Tahar Ben Jelloun ; Que la blessure se ferme (2011)

Ceux qui ont la passion du mal excellent dans cette vocation afin de vivre longtemps, de profiter au maximum de la vie, et surtout d'avoir une belle mort : s'éteindre en dormant. Le mal préserve et conserve. En le pratiquant quotidiennement comme un sport, on est certain de décourager l'usure des cellules et des os.
Tahar Ben Jelloun ; Que la blessure se ferme (2011)

La célébrité, la notoriété, la fortune n'ont jamais intimidé ni éloigné la maladie ni l'amour. Dans un sens comme dans l'autre, ces choses-là ne sont que des paillettes, des illusions qui se confondent avec la mauvaise poussière de la vie.
Tahar Ben Jelloun ; Que la blessure se ferme (2011)

Je propose de mettre sur pied un « syndicat de la gratuité ». Y adhère celui ou celle qui donne à cette valeur son sens concret. La devise en sera : « donner c'est recevoir ». Attention à la litanie religieuse.
Tahar Ben Jelloun ; Que la blessure se ferme (2011)

Il est des mots qu'on devrait utiliser avec parcimonie car ils sont menacés de rejoindre le domaine des clichés. Ainsi, phantasme est à prendre avec des pincettes tellement il a été galvaudé par la psychologie sur papier glacé.
Tahar Ben Jelloun ; Que la blessure se ferme (2011)

Quand je regarde une femme, je la déshabille très doucement ; elle ne s'en rend pas compte. C'est lorsque je détourne mon regard qu'elle se vexe et pense que l'indécence tombe de mes yeux.
Tahar Ben Jelloun ; Que la blessure se ferme (2011)

Quand une femme relève sa chevelure, c'est pour montrer sa nuque et nous plonger dans la mer des illusions. L'érotisme tient parfois à un cheveu, présent, absent, volant.
Tahar Ben Jelloun ; Que la blessure se ferme (2011)
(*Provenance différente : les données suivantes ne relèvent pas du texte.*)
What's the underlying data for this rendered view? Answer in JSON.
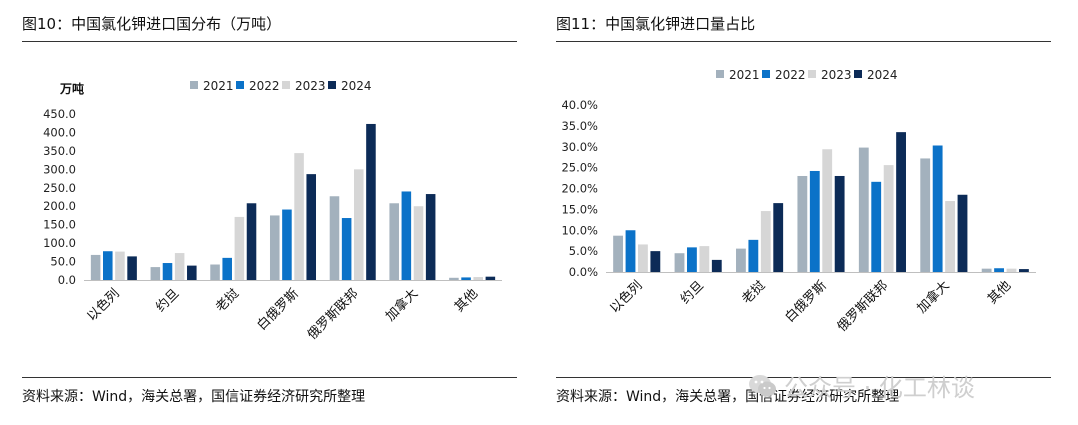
{
  "colors": {
    "2021": "#a3b1bd",
    "2022": "#0b72c8",
    "2023": "#d6d6d6",
    "2024": "#0c2b57"
  },
  "watermark": {
    "text": "公众号 · 化工林谈",
    "icon": "wechat-icon"
  },
  "charts": [
    {
      "title": "图10：中国氯化钾进口国分布（万吨）",
      "source": "资料来源：Wind，海关总署，国信证券经济研究所整理",
      "unit_label": "万吨",
      "tick_labels": [
        "0.0",
        "50.0",
        "100.0",
        "150.0",
        "200.0",
        "250.0",
        "300.0",
        "350.0",
        "400.0",
        "450.0"
      ],
      "legend": [
        "2021",
        "2022",
        "2023",
        "2024"
      ]
    },
    {
      "title": "图11：中国氯化钾进口量占比",
      "source": "资料来源：Wind，海关总署，国信证券经济研究所整理",
      "unit_label": "",
      "tick_labels": [
        "0.0%",
        "5.0%",
        "10.0%",
        "15.0%",
        "20.0%",
        "25.0%",
        "30.0%",
        "35.0%",
        "40.0%"
      ],
      "legend": [
        "2021",
        "2022",
        "2023",
        "2024"
      ]
    }
  ],
  "chart_data": [
    {
      "type": "bar",
      "title": "图10：中国氯化钾进口国分布（万吨）",
      "ylabel": "万吨",
      "ylim": [
        0,
        450
      ],
      "yticks": [
        0,
        50,
        100,
        150,
        200,
        250,
        300,
        350,
        400,
        450
      ],
      "categories": [
        "以色列",
        "约旦",
        "老挝",
        "白俄罗斯",
        "俄罗斯联邦",
        "加拿大",
        "其他"
      ],
      "legend_position": "top",
      "series": [
        {
          "name": "2021",
          "values": [
            68,
            35,
            42,
            175,
            227,
            208,
            6
          ]
        },
        {
          "name": "2022",
          "values": [
            78,
            46,
            60,
            191,
            168,
            240,
            7
          ]
        },
        {
          "name": "2023",
          "values": [
            77,
            73,
            171,
            344,
            300,
            200,
            8
          ]
        },
        {
          "name": "2024",
          "values": [
            64,
            39,
            208,
            287,
            423,
            233,
            9
          ]
        }
      ]
    },
    {
      "type": "bar",
      "title": "图11：中国氯化钾进口量占比",
      "ylabel": "",
      "ylim": [
        0,
        40
      ],
      "yticks": [
        0,
        5,
        10,
        15,
        20,
        25,
        30,
        35,
        40
      ],
      "categories": [
        "以色列",
        "约旦",
        "老挝",
        "白俄罗斯",
        "俄罗斯联邦",
        "加拿大",
        "其他"
      ],
      "legend_position": "top",
      "series": [
        {
          "name": "2021",
          "values": [
            8.7,
            4.5,
            5.6,
            23.0,
            29.8,
            27.2,
            0.8
          ]
        },
        {
          "name": "2022",
          "values": [
            10.0,
            5.9,
            7.7,
            24.2,
            21.6,
            30.3,
            0.9
          ]
        },
        {
          "name": "2023",
          "values": [
            6.6,
            6.2,
            14.6,
            29.4,
            25.6,
            17.0,
            0.8
          ]
        },
        {
          "name": "2024",
          "values": [
            5.0,
            2.9,
            16.5,
            23.0,
            33.5,
            18.5,
            0.7
          ]
        }
      ]
    }
  ]
}
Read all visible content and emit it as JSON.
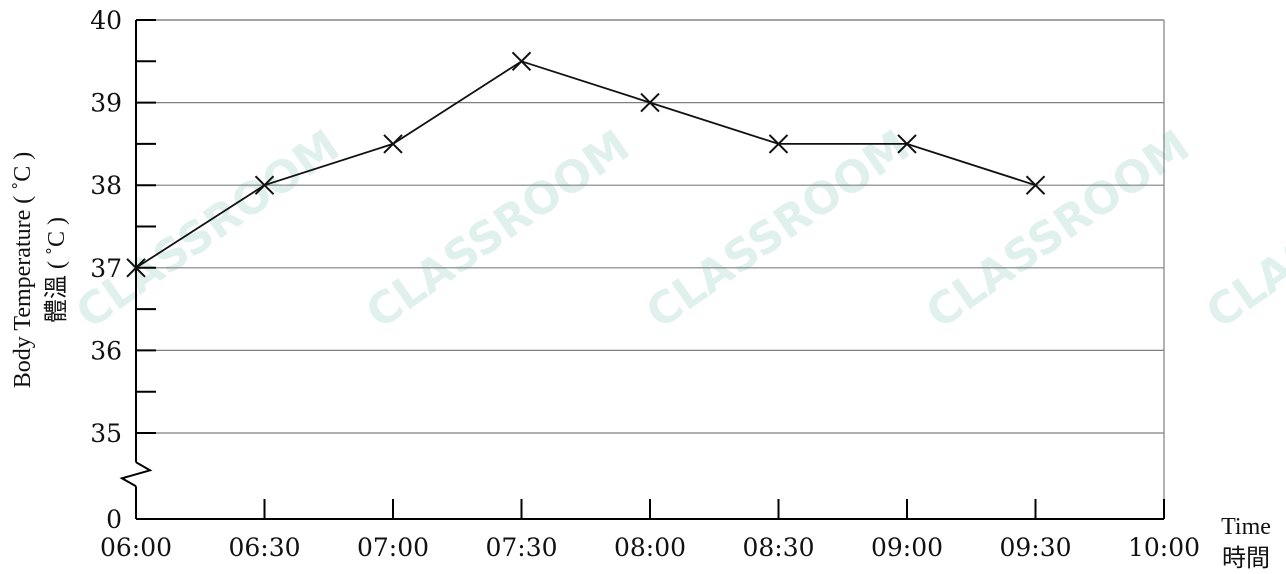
{
  "chart_data": {
    "type": "line",
    "x": [
      "06:00",
      "06:30",
      "07:00",
      "07:30",
      "08:00",
      "08:30",
      "09:00",
      "09:30"
    ],
    "series": [
      {
        "values": [
          37,
          38,
          38.5,
          39.5,
          39,
          38.5,
          38.5,
          38
        ]
      }
    ],
    "x_ticks": [
      "06:00",
      "06:30",
      "07:00",
      "07:30",
      "08:00",
      "08:30",
      "09:00",
      "09:30",
      "10:00"
    ],
    "y_ticks": [
      "0",
      "35",
      "36",
      "37",
      "38",
      "39",
      "40"
    ],
    "ylim": [
      34.5,
      40
    ],
    "y_axis_break": true,
    "y_label_en": "Body Temperature ( ˚C )",
    "y_label_zh": "體溫 ( ˚C )",
    "x_label_en": "Time",
    "x_label_zh": "時間",
    "marker": "x",
    "grid": "horizontal",
    "watermark": "CLASSROOM",
    "colors": {
      "line": "#111111",
      "grid": "#808080",
      "axis": "#000000",
      "watermark": "#a8d8cc"
    }
  }
}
La politique et la comédie ont en commun le mensonge. Sauf qu'en politique, ne pas dire la vérité est une indignité, et que dans la comédie rien ne sert de la dire puisque tout a été inventé.
Tahar Ben Jelloun ; Que la blessure se ferme (2011)

Je propose qu'on ne dise plus « tomber amoureux » mais « s'élever amoureux ». Dans « tomber », il y a la possibilité de la chute ; dans l'élévation, plus dure sera la chute. C'est un souci de précision linguistique.
Tahar Ben Jelloun ; Que la blessure se ferme (2011)

Les discours racistes sont tous les mêmes : de la haine, de l'arrogance et un immense complexe d'infériorité qui cherche à se combler par la mort et les massacres.
Tahar Ben Jelloun ; L'auberge des pauvres (1997)

Les terroristes ont dit : « Nous avons vengé le Prophète. » L'esprit du Prophète ne leur a jamais rien demandé. Le prophète Mahomet, quand il s'adressait à ses soldats avant une bataille, leur recommandait expressément de « ne pas tuer les femmes, les enfants, les vieillards ; de ne pas arracher un palmier ou un arbre ; de ne pas détruire les maisons.
Tahar Ben Jelloun ; Un pays sur les nerfs (2017)

Le raciste est celui qui pense que tout ce qui est trop différent de lui le menace dans sa tranquillité.
Tahar Ben Jelloun ; Le racisme expliqué à ma fille (1997)

Le racisme quand il ne tue pas tend à blesser l'être dans ce qu'il a de plus profond.